Of all the big West End musicals, Chess is a bit of an anomaly. Based around an idea by lyricist Tim Rice, with music by Bjorn Ulvaeus and Benny Andersson (who, let’s face it, know more than a thing or two about composing a catchy song), it was initially a concept album, before being adapted into this theatrical version. It’s a real ensemble piece that presents a considerable challenge to anybody reckless enough to mount a production. Luckily, the Royal Conservatoire of Scotland is more than up to the task and they thrill a packed audience at the Festival Theatre with a skilful display of all things theatrical that is breathtakingly good. Indeed, I have to keep reminding myself all the way through, that I’m watching the work of students here – albeit from one of the most famous theatre schools in the world – because this demonstrates degrees of professionalism that would rival many of the biggest names in theatre.

Inspired by the real life story of chess grandmasters Bobby Fischer and Boris Spassky, it’s the story of American chess player Freddie Trumper (Barney Wilkinson) and Russian player Anotoly Sergievsky (Jamie Pritchard) – and a rivalry that extends beyond the game, when Freddie’s long time muse, Florence Vassay (Daisy Ann Fletcher), becomes romantically entangled with Anotoly. Based around two world championships and presided over by The Arbiter (Emma Torrens) the stage is set for some human life subterfuge that mirrors the complexity of the central game.

It’s all masterfully done – the three lead actors sing brilliantly, there’s some incredibly complex and sophisticated choreography (often incorporating the real time use of video cameras, à la Katie Mitchell) and choral singing that sends chills down the spine. If there’s a criticism, it’s simply that during the first half of the show, the overall volume is occasionally a little too loud, but this is sorted by the second half, which features the show’s best known songs (including, of course, the sublime I Know Him So Well, with Daisy Ann Fletcher harmonising effortlessly with Hayley VerValin as Anatoly’s Russian wife Svetlana).

All-in-all, this is a fabulous show, and director Andrew Panton and choreographer Darragh O Leary can both take a well-deserved bow – and, to be honest, you won’t find a weak element in any department of this marvellous show. It all makes for a brilliant night at the theatre.

5 stars

Philip Caveney

The Broons: Maggie’s Wedding


The King’s Theatre, Edinburgh

The Broons are a much-loved Scottish institution. It’s hard to believe that, as a popular comic strip,  they have featured in The Sunday Post since 1936 – which makes this theatrical celebration an 80th anniversary event.
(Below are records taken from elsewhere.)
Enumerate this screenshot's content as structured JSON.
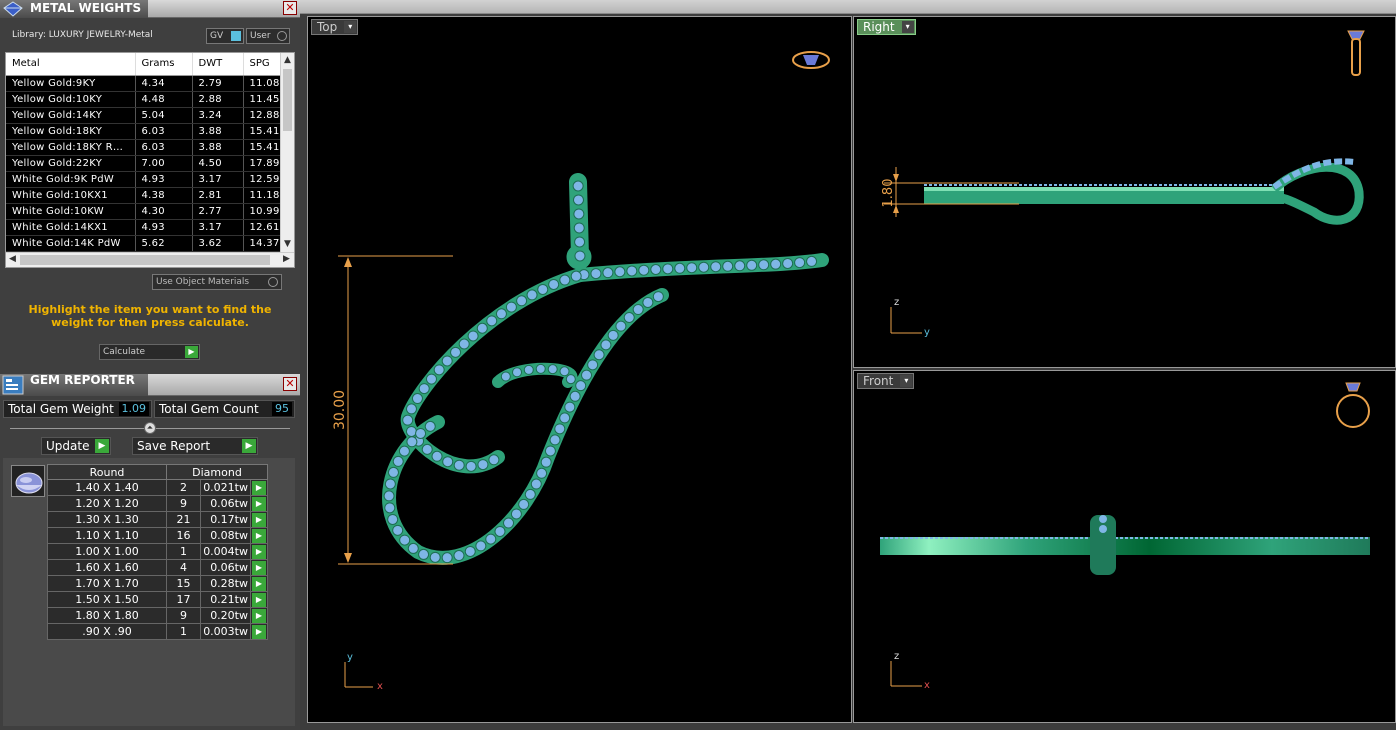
{
  "metal_weights": {
    "title": "METAL WEIGHTS",
    "library_label": "Library: LUXURY JEWELRY-Metal",
    "gv_label": "GV",
    "user_label": "User",
    "columns": [
      "Metal",
      "Grams",
      "DWT",
      "SPG"
    ],
    "rows": [
      [
        "Yellow Gold:9KY",
        "4.34",
        "2.79",
        "11.08"
      ],
      [
        "Yellow Gold:10KY",
        "4.48",
        "2.88",
        "11.45"
      ],
      [
        "Yellow Gold:14KY",
        "5.04",
        "3.24",
        "12.88"
      ],
      [
        "Yellow Gold:18KY",
        "6.03",
        "3.88",
        "15.41"
      ],
      [
        "Yellow Gold:18KY R…",
        "6.03",
        "3.88",
        "15.41"
      ],
      [
        "Yellow Gold:22KY",
        "7.00",
        "4.50",
        "17.89"
      ],
      [
        "White Gold:9K PdW",
        "4.93",
        "3.17",
        "12.59"
      ],
      [
        "White Gold:10KX1",
        "4.38",
        "2.81",
        "11.18"
      ],
      [
        "White Gold:10KW",
        "4.30",
        "2.77",
        "10.99"
      ],
      [
        "White Gold:14KX1",
        "4.93",
        "3.17",
        "12.61"
      ],
      [
        "White Gold:14K PdW",
        "5.62",
        "3.62",
        "14.37"
      ]
    ],
    "use_object_materials": "Use Object Materials",
    "hint": "Highlight the item you want to find the weight for then press calculate.",
    "calculate_label": "Calculate",
    "go_glyph": "▶",
    "close_glyph": "✕",
    "scroll_up": "▲",
    "scroll_down": "▼",
    "scroll_left": "◀",
    "scroll_right": "▶"
  },
  "gem_reporter": {
    "title": "GEM REPORTER",
    "total_weight_label": "Total Gem Weight",
    "total_weight_value": "1.09",
    "total_count_label": "Total Gem Count",
    "total_count_value": "95",
    "update_label": "Update",
    "save_report_label": "Save Report",
    "header_shape": "Round",
    "header_material": "Diamond",
    "rows": [
      [
        "1.40 X 1.40",
        "2",
        "0.021tw"
      ],
      [
        "1.20 X 1.20",
        "9",
        "0.06tw"
      ],
      [
        "1.30 X 1.30",
        "21",
        "0.17tw"
      ],
      [
        "1.10 X 1.10",
        "16",
        "0.08tw"
      ],
      [
        "1.00 X 1.00",
        "1",
        "0.004tw"
      ],
      [
        "1.60 X 1.60",
        "4",
        "0.06tw"
      ],
      [
        "1.70 X 1.70",
        "15",
        "0.28tw"
      ],
      [
        "1.50 X 1.50",
        "17",
        "0.21tw"
      ],
      [
        "1.80 X 1.80",
        "9",
        "0.20tw"
      ],
      [
        ".90 X .90",
        "1",
        "0.003tw"
      ]
    ]
  },
  "viewports": {
    "top": {
      "label": "Top",
      "dimension": "30.00",
      "axis_x": "x",
      "axis_y": "y"
    },
    "right": {
      "label": "Right",
      "dimension": "1.80",
      "axis_h": "y",
      "axis_v": "z"
    },
    "front": {
      "label": "Front",
      "axis_h": "x",
      "axis_v": "z"
    },
    "dropdown_glyph": "▾"
  },
  "colors": {
    "metal": "#2fa37a",
    "gem": "#7fb6e6",
    "dimension": "#e8a04a",
    "accent_green": "#3aa83a",
    "right_label_bg": "#5a8f5a"
  }
}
Written by Rob Drummond and directed by Andrew Panton, it was originally commissioned and developed by Sell A Door Theatre Company and as you might expect, given the subject, there’s a robust cartoonish feel to the show. Maw and Paw Broon (Joyce Falconer and Paul Riley) preside over their working class family in the fictional town of Auchentogle, with real pride and plenty of love. As the title might suggest, the events of the play lead up to the marriage of Maggie (Kim Allan) to the (unseen) Cameron. But Maw doesn’t much like the idea of her little princess leaving the family home – and when she finds out that other members of the family are also planning to move away, she quickly takes steps to ensure that such a thing will never happen…
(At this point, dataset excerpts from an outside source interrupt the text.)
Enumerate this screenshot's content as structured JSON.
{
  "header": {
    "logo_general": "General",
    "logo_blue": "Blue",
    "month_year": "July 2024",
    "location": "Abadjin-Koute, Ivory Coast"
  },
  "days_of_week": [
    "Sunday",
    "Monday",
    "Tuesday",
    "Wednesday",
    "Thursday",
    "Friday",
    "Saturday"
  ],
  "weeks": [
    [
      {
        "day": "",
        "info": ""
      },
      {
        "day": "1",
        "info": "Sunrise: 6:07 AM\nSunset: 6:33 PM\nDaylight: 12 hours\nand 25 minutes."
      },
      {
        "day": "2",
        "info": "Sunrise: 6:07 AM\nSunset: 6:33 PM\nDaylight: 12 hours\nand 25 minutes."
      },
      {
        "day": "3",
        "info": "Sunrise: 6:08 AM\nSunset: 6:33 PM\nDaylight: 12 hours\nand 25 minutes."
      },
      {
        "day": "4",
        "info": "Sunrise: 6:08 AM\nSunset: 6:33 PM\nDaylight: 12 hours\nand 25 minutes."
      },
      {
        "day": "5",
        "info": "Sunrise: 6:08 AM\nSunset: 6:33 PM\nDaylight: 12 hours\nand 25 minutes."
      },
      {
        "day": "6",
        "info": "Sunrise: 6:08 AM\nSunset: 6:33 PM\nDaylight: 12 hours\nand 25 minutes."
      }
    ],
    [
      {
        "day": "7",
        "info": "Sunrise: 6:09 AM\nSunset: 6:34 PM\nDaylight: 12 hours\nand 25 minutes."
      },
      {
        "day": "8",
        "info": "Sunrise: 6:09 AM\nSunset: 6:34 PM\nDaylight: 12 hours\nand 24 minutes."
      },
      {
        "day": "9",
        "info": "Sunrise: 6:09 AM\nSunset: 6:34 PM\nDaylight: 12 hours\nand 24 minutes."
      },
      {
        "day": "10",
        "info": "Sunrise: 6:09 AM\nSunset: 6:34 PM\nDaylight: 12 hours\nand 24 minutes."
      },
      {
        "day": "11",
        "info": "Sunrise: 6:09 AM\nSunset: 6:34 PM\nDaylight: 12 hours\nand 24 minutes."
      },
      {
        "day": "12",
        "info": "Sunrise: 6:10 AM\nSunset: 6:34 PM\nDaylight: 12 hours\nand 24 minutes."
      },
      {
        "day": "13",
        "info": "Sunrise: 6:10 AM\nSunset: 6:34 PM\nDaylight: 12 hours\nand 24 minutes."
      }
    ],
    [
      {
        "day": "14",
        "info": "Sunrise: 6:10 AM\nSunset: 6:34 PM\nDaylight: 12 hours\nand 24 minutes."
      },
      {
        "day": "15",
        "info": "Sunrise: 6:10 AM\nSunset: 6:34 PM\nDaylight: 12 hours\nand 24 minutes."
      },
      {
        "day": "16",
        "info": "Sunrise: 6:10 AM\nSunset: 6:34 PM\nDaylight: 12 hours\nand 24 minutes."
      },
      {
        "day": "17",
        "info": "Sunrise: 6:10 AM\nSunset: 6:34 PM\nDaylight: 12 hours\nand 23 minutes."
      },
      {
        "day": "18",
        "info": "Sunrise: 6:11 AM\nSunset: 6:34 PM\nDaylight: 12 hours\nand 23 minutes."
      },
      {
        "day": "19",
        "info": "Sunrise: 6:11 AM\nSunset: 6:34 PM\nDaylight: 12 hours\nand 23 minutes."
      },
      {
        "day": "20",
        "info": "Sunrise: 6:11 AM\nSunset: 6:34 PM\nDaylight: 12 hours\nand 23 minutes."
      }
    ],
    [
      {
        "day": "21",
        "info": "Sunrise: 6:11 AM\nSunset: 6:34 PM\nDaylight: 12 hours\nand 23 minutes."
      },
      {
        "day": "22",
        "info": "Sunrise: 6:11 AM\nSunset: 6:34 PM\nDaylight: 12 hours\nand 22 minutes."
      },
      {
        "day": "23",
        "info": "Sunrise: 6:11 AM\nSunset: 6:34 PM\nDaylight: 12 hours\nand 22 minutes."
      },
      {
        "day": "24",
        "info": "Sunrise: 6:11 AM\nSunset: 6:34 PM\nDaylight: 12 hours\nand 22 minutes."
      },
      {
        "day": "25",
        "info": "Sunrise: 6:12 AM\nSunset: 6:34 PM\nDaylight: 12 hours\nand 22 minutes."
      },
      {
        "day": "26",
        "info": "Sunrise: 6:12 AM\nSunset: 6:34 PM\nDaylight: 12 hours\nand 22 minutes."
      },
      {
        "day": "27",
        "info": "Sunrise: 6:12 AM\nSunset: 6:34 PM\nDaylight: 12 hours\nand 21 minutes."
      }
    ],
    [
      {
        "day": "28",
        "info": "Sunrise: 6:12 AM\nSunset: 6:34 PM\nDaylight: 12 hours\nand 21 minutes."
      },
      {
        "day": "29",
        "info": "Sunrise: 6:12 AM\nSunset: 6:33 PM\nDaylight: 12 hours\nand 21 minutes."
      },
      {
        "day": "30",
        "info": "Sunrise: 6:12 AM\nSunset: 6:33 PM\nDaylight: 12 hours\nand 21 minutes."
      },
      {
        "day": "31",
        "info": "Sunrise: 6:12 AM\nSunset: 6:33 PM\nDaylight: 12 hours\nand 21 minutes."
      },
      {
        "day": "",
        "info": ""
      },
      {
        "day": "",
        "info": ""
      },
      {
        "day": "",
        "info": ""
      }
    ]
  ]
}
I’ll be the first to admit that having only recently moved to Scotland, I really don’t have much of a backstory with these characters and consequently, many of the ‘in’ jokes (which elicited roars of appreciative laughter from tonight’s audience) went completely over my head; but there was still much to enjoy here, particularly Laura Szalecki’s portrayal of the man-hungry Daphne and Duncan Brown as the monumentally thick Englishman, Jock Badge, who thinks the term ‘4 to 6 years’ on a jigsaw puzzle is an indication of how long it might take him to put it together.
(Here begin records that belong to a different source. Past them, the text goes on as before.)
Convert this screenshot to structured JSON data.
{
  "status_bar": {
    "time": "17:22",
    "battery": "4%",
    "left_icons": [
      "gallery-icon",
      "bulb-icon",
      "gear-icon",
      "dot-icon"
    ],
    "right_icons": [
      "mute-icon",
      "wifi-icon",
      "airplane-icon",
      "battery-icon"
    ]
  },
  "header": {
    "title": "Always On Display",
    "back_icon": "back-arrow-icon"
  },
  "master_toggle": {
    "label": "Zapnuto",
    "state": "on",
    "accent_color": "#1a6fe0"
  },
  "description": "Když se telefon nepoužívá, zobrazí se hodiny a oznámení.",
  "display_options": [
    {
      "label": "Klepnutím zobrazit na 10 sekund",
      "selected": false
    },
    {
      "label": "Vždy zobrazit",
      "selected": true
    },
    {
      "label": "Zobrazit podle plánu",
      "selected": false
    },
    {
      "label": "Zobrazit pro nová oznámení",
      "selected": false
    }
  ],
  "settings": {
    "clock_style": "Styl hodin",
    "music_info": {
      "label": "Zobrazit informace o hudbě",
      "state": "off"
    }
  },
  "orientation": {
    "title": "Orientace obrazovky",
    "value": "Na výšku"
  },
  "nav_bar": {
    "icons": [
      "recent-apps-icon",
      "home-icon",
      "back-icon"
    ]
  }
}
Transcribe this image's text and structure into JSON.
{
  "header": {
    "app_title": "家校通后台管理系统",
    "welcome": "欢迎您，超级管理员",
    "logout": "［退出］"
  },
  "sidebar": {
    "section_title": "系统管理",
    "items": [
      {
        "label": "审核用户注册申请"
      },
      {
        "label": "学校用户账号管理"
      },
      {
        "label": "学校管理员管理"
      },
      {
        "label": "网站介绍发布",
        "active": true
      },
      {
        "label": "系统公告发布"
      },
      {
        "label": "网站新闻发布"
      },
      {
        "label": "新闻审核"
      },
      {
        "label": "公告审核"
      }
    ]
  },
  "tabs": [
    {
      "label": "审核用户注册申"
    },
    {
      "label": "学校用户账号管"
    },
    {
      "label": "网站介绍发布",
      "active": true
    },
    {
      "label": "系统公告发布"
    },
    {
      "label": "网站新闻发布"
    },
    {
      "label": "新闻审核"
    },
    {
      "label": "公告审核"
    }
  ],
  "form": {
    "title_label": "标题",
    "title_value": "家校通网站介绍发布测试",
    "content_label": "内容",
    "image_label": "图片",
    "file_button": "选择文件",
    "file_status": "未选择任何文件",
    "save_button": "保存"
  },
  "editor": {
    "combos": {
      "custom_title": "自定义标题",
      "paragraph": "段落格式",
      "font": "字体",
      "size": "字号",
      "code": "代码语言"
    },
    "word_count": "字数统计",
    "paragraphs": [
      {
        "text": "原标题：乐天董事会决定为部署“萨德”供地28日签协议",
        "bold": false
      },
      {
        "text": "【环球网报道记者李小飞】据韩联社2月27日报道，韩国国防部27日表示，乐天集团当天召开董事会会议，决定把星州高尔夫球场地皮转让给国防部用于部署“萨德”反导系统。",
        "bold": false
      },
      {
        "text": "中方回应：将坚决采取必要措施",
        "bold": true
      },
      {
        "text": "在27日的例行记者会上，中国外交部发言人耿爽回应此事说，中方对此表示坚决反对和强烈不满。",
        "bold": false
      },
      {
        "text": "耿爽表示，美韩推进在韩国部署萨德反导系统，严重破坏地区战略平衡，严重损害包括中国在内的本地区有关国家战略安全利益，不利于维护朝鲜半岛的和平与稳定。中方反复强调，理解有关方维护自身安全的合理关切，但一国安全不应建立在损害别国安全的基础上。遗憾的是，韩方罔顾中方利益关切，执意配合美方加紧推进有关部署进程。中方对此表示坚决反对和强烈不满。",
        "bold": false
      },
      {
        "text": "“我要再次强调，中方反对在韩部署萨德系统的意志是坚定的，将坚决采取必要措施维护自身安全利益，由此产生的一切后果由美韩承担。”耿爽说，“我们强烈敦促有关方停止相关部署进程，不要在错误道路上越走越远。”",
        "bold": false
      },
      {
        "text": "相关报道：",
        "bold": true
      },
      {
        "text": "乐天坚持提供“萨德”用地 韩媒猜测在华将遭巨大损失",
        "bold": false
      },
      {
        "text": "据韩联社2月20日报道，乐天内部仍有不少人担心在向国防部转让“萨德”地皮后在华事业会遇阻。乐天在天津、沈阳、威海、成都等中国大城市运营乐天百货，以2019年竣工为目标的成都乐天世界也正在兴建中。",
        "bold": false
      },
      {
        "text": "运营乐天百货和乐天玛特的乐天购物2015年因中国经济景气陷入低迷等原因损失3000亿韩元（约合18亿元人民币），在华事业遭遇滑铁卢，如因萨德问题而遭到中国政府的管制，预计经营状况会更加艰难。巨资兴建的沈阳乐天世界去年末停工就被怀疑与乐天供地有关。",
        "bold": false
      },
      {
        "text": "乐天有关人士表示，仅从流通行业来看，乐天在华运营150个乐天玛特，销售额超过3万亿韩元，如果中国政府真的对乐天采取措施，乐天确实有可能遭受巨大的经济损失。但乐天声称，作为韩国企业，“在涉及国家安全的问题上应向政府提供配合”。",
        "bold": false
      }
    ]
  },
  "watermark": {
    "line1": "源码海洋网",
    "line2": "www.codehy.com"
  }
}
As events scamper joyfully along,  the actors slip effortlessly from character to character and, since this is a play with music, just about everyone bashes out a tune on some kind of musical instrument at various points in the proceedings. The overall effect is charming and though I don’t really agree with the play’s ultimate message – that it’s better to stay with what you know than to seek out new experiences – it certainly chimes with a story that has remained totally unchanged for so very long. And who could fail to enjoy the rousing singalong at the conclusion that pays tribute to a whole host of Scottish talent from The Waterboys to The Bay City Rollers?

If you’re a fan of these fictional folk, you certainly won’t want to miss this; and, if you’re merely curious as to what the fuss is all about, you’ll still be in for an entertaining night.